I personally wonder why there is no modern popular language from this family.
I've been going through some old papers and ran across the version of FORTH that I wrote in 1979. I had thought it was pretty whizzy; it compiled to inline machine code, had a screen editor a little like Emacs and some other neat stuff. And the FORTH code was utterly unreadable compared to the kernel of Z-80 assembly that provided all the primitives.
I've had other experiences with FORTH and other exposed stack languages (usually little domain-specialized engines used as extension systems), and the result has been uniformly horrible. As in, "I wish I had done something else." Or worse, "I wish my cow-orker had chosen some other language, because I want to kill him now." Argh.
There are concatenative languages that have real expressions and real memory management, but I've never tried them; I imagine they're a real improvement.
I don't know if it was intentional or not, but I'm soo gonna use it next time I'm talking about the choice of a language for a project... :-)
To put it briefly: for many programs the style is extremely elegant and compositional; for others it's just plain awkward. In those cases it's not just hard to read for beginners; it's hard to come up with the program and maintain it.
Factor has lots of great ideas, but takes them way too far! The object system is supremely awkward IMO. It's basically as if you grafted an object system onto bash. Yeah you could imagine some way it can work. But both the syntax and semantics just clash with the original paradigm. And you should just use a different language if you want the OO paradigm.
The concatenative style works better as a little language than for general purpose programming.
Factor is modern, has a single implementation, with an optimizing compiler, high quality libraries, a great interactive environment.
Factor got so much love from Slava Pestov and a tight community (that I believe still mantains it) for a few a years - it was beautiful thing to see.
Its just that most programmers don't want to code in it.
Most programmers don't want to code in APL, Prolog, Haskell or Scheme either. Most programmers don't want to even consider writing Smalltalk or Clojure or F#; and they won't ever touch Idris, even if they somehow knew it existed.
I get a feeling that most programmers just plainly don't want to program at all, that they'd be happier doing something better-specified, more solid, like painting walls or something.
I don't believe that getting "most programmers" to use some language or other should be the goal. Creating better tools for people who want to use them should take priority over trying to simplify the tools to make them more accessible to those who don't want them. If the tool is really good then someone will make it "user friendly" sooner or later, and "later" really isn't a problem here and in most cases means about 20 years.
I'm not involved with Factor community, but I was under an impression that its users are people who understand that. It would be a shame if they got discouraged by the lack of "mainstream adoption" and stopped working on it after a mere "few years". That's not even enough to tell if the idea is really good or bad.

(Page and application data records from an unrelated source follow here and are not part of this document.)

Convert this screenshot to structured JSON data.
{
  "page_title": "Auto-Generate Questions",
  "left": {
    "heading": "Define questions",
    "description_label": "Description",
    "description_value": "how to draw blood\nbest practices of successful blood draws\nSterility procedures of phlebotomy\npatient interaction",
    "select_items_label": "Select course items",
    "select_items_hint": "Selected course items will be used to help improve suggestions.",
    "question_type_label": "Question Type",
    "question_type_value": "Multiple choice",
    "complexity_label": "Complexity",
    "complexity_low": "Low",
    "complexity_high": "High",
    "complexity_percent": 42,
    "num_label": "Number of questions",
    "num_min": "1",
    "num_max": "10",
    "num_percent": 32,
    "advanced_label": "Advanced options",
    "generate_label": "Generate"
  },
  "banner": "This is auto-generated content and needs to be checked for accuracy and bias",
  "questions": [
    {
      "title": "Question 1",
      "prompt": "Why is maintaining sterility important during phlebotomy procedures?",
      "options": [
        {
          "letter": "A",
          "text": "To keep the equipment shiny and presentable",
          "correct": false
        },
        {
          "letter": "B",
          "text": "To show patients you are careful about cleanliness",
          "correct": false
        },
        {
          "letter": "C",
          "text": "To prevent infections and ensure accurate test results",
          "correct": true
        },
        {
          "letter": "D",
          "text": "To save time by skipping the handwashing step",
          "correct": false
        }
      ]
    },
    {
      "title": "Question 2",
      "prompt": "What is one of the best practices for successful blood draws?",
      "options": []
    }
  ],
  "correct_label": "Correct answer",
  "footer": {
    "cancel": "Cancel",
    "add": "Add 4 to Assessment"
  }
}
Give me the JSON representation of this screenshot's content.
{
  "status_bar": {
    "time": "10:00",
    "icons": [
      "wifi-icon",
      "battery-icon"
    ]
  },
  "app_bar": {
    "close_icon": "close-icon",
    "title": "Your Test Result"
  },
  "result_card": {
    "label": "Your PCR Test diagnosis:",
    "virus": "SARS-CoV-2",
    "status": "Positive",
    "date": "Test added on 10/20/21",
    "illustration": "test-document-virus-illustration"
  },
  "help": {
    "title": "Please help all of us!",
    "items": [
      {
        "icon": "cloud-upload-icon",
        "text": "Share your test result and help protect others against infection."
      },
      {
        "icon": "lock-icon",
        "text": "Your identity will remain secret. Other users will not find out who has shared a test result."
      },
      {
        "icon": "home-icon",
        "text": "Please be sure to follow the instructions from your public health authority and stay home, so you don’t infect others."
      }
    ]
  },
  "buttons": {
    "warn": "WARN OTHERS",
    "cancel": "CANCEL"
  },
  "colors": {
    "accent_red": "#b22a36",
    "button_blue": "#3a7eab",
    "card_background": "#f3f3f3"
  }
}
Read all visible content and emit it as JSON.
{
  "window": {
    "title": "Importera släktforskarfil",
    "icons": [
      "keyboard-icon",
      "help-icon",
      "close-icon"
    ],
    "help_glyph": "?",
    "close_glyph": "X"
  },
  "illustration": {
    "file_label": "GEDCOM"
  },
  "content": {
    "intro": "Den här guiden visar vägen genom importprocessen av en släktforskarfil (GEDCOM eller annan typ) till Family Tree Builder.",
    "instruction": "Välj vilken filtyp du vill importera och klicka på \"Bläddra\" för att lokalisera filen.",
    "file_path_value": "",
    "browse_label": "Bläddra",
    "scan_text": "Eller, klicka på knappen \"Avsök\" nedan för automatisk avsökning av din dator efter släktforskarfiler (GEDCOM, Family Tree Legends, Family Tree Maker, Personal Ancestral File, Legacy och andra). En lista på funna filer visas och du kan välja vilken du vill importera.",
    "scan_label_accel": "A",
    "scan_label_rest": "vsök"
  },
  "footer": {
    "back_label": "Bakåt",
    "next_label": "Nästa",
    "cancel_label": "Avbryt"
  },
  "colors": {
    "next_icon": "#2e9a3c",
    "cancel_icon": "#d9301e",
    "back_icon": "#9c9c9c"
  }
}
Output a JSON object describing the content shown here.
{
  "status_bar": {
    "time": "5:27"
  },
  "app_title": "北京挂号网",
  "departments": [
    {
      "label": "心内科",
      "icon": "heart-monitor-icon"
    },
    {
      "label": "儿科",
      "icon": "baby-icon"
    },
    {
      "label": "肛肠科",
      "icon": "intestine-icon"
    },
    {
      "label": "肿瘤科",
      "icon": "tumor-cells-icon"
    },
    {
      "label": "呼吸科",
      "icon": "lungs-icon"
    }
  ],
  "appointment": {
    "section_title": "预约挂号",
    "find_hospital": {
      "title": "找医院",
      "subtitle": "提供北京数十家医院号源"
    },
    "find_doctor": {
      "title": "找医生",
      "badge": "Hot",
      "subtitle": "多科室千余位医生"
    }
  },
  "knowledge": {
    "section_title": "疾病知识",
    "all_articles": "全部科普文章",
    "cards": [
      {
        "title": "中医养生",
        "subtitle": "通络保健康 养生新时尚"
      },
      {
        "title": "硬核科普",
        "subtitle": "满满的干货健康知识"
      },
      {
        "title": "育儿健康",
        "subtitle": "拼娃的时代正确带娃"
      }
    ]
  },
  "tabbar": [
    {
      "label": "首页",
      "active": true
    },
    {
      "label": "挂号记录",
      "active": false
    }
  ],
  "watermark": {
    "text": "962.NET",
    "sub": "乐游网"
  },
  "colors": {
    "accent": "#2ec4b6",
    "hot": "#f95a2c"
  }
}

Take Go for example. Its creators helped a lot of people to write easier network software. Maybe they even would have preferred another syntax, but got over that and just used a syntax that most programmers would perceive as familiar and easy to learn. To me there is a lesson in this too.
Also this is an interesting text about the subject
(And I love Clojure, Ocaml, Factor, Lisp, Erlang... so really the lesson is for me)
I disagree. User-friendliness is like security: it's not something you can paint onto the system afterwards, it's a more fundamental property. There's certainly value in building experimental systems and tools to explore ideas, but at some point you have to consider the question of getting the ideas out to the wider community. And the key to that is pragmatism.
If someone's rapidly delivering high quality publicly usable applications with a novel technique, people will notice.
Ruby appeared in 1990, JS in 1994 (iirc?). Saying they got "widely" (that's a relative term) adopted 15-20 years later is not going to convince me that "people aren't as stuck as I think".
Meanwhile we're still waiting for ideas from '60 and '70 to get to the mainstream. No, I really think people are a bit conservative when it comes to tools they use.
But the creator went to Google, and he was the main force in really advancing Factor in the early years, IIUC. Of course, after a few years you expect a software product to stop changing that much anyway.